Journalists John Mc Coy and Ethan Hoffman spent four months inside the walls of the Washington State Penitentiary at Walla Walla in 1978, just as Washington, once a leader in prison reform, abandoned its focus on reform and rehabilitation and returned to cell time and punishment. It was a brutal transition.
Mc Coy and Hoffman roamed the maximum-security compound almost at will, observing and befriending prisoners and guards. The result is a striking depiction of a community in which there was little to do, much to fear, and a culture that both mimicked and scorned the outside world. Mc Coy’s unadorned prose and Hoffman’s stunning black-and-white photographs offer as authentic a portrayal of life in the Big House as “outsiders” are ever likely to experience.

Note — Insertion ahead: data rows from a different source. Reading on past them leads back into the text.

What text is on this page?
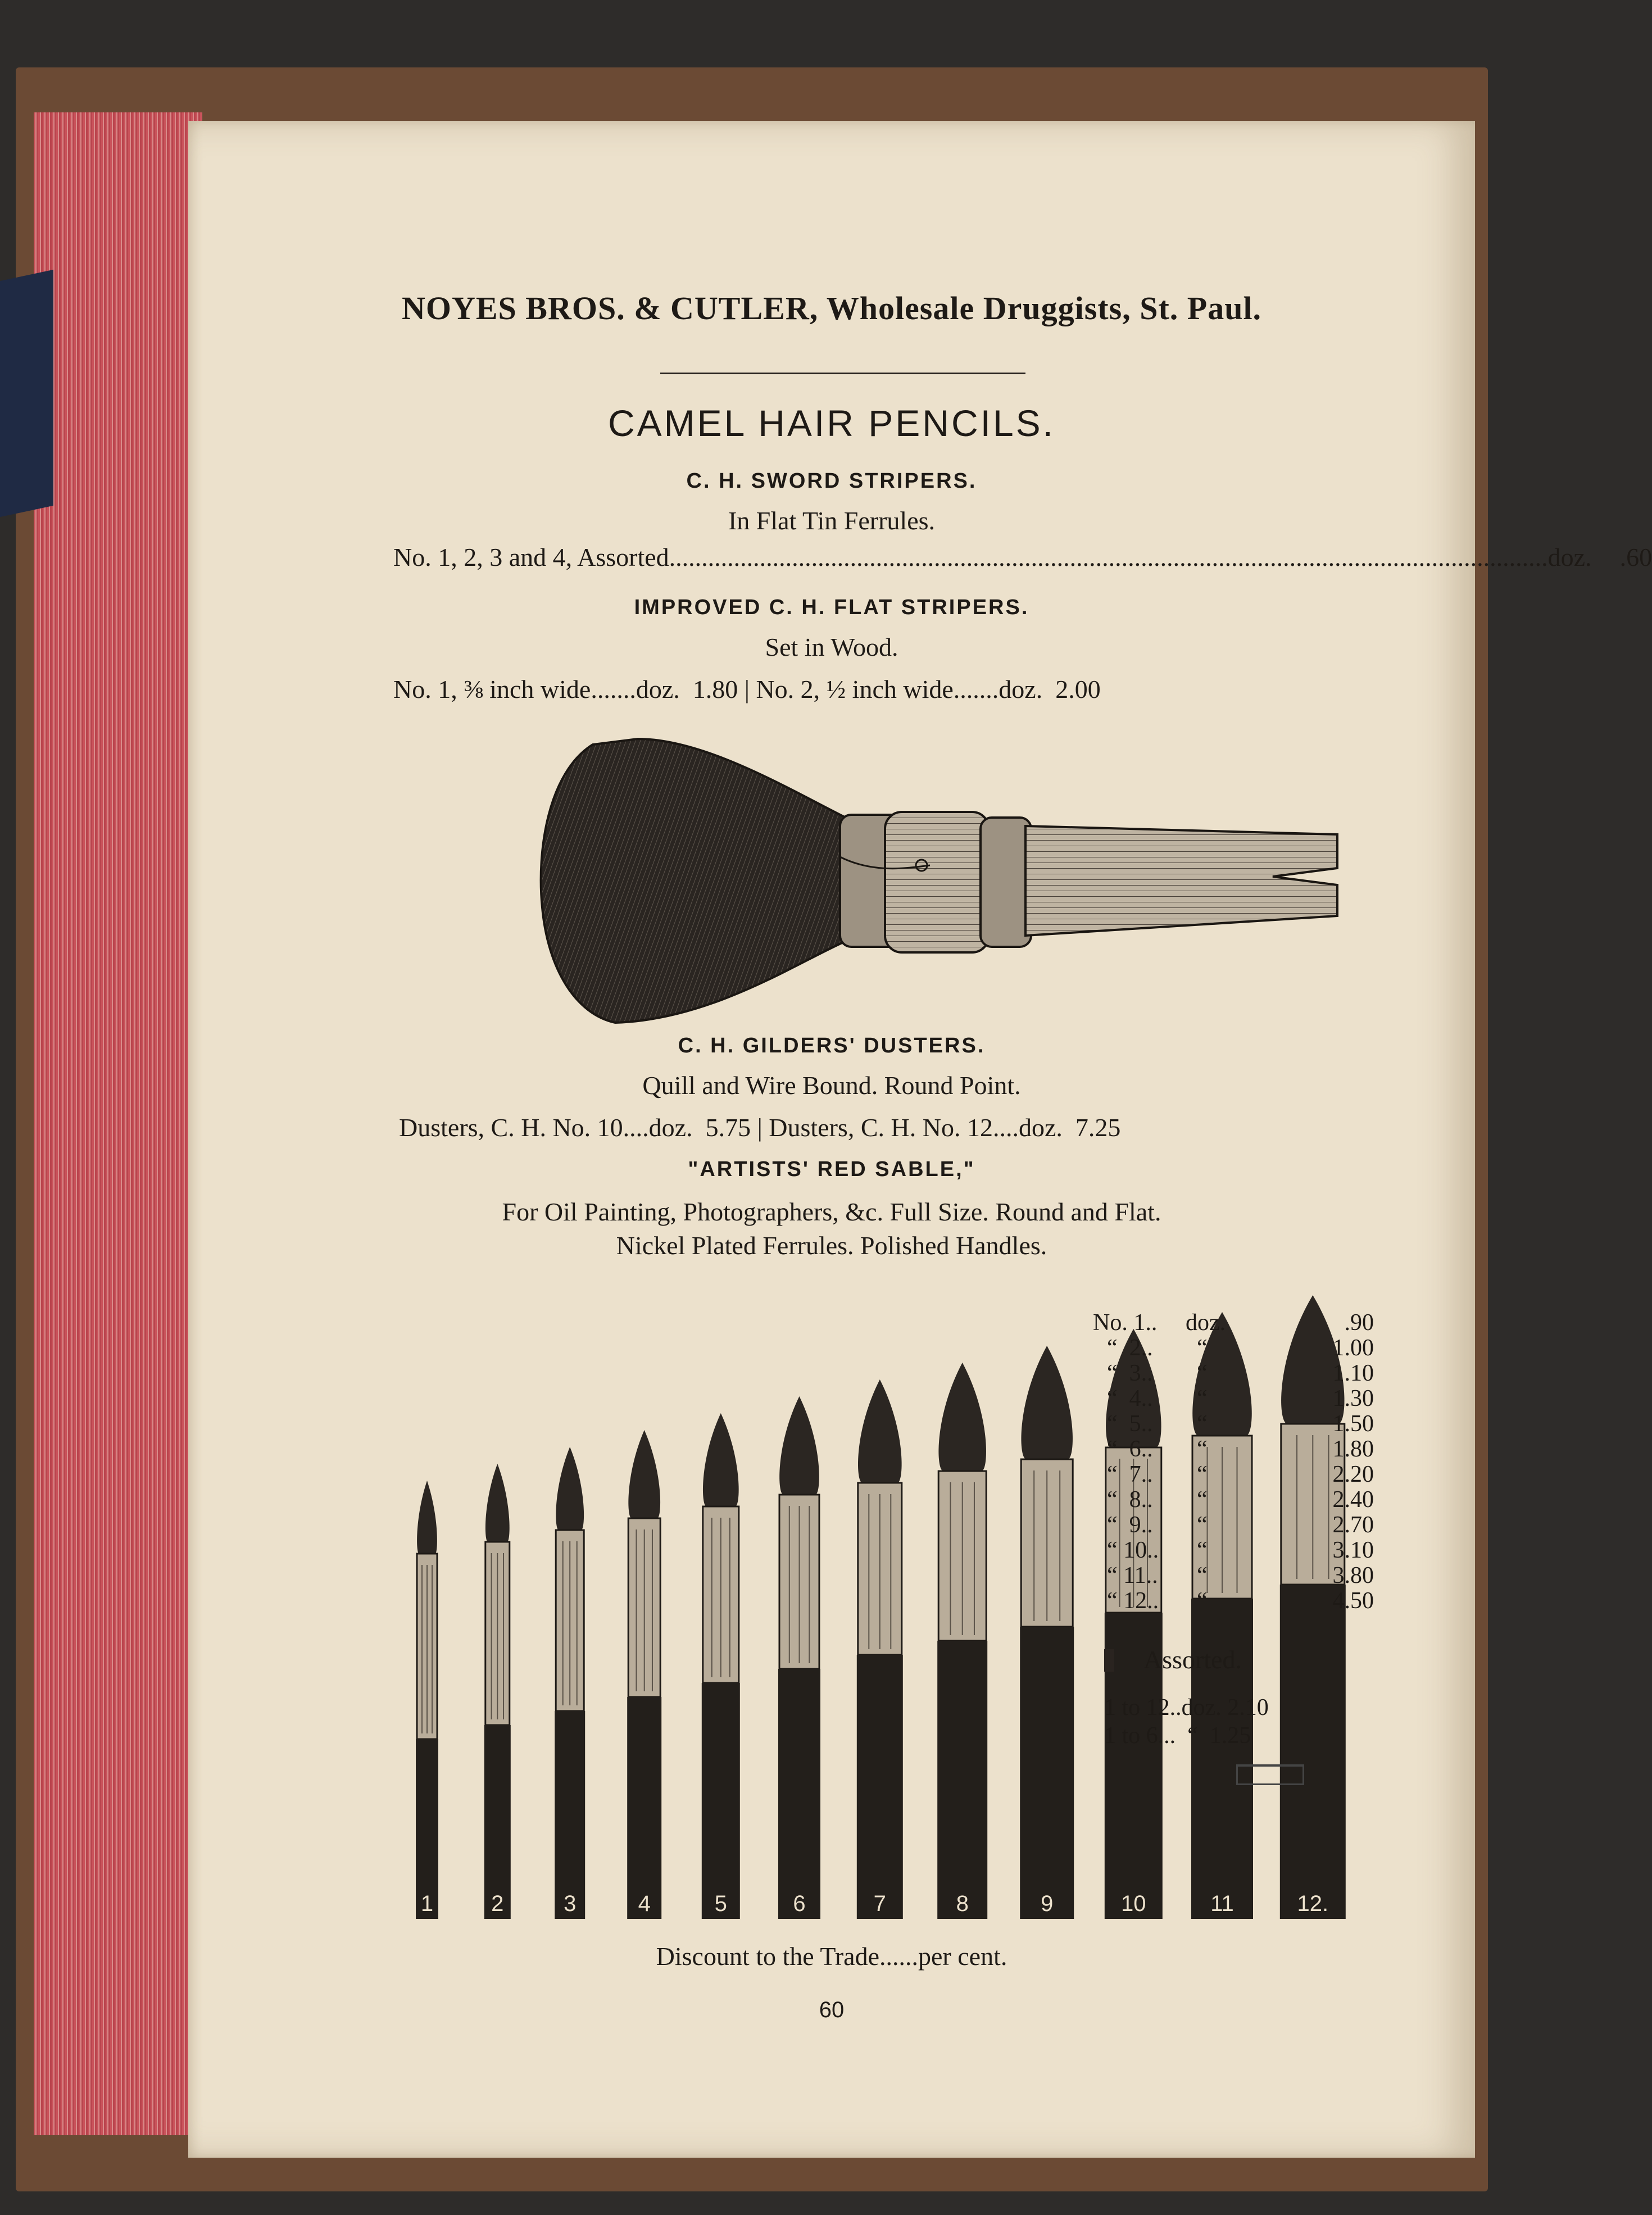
NOYES BROS. & CUTLER, Wholesale Druggists, St. Paul.
CAMEL HAIR PENCILS.
C. H. SWORD STRIPERS.
In Flat Tin Ferrules.
No. 1, 2, 3 and 4, Assorted ........................................................................................................................................ doz. .60
IMPROVED C. H. FLAT STRIPERS.
Set in Wood.
No. 1, ⅜ inch wide.......doz.  1.80 | No. 2, ½ inch wide.......doz.  2.00
C. H. GILDERS' DUSTERS.
Quill and Wire Bound. Round Point.
Dusters, C. H. No. 10....doz.  5.75 | Dusters, C. H. No. 12....doz.  7.25
"ARTISTS' RED SABLE,"
For Oil Painting, Photographers, &c. Full Size. Round and Flat.
Nickel Plated Ferrules. Polished Handles.
1	2	3	4	5	6	7	8	9	10	11	12.
No. 1.. doz.	.90
“  2.. “	1.00
“  3.. “	1.10
“  4.. “	1.30
“  5.. “	1.50
“  6.. “	1.80
“  7.. “	2.20
“  8.. “	2.40
“  9.. “	2.70
“ 10.. “	3.10
“ 11.. “	3.80
“ 12.. “	4.50
Assorted.
1 to 12..doz. 2.10
1 to 6...  “  1.25
Discount to the Trade......per cent.
60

Originally published in 1981, Concrete Mama revealed a previously unseen stark and complex world of life on the inside, for which it won the Washington State Book Award. Long unavailable yet still relevant, it is revitalized in a second edition with an introduction by scholar Dan Berger that provides historical context for the book’s ongoing resonance, along with several previously unpublished photographs.
Om författaren
Dan Berger is associate professor of comparative ethnic studies at the University of Washington Bothell. He is the author or editor of six books, including Captive Nation: Black Prison Organizing in the Civil Rights Era, which won the 2015 James A. Rawley Prize from the Organization of American Historians, and Rethinking the American Prison Movement (coauthored with Toussaint Losier). Berger is a founding coordinator of the Washington Prison History Project.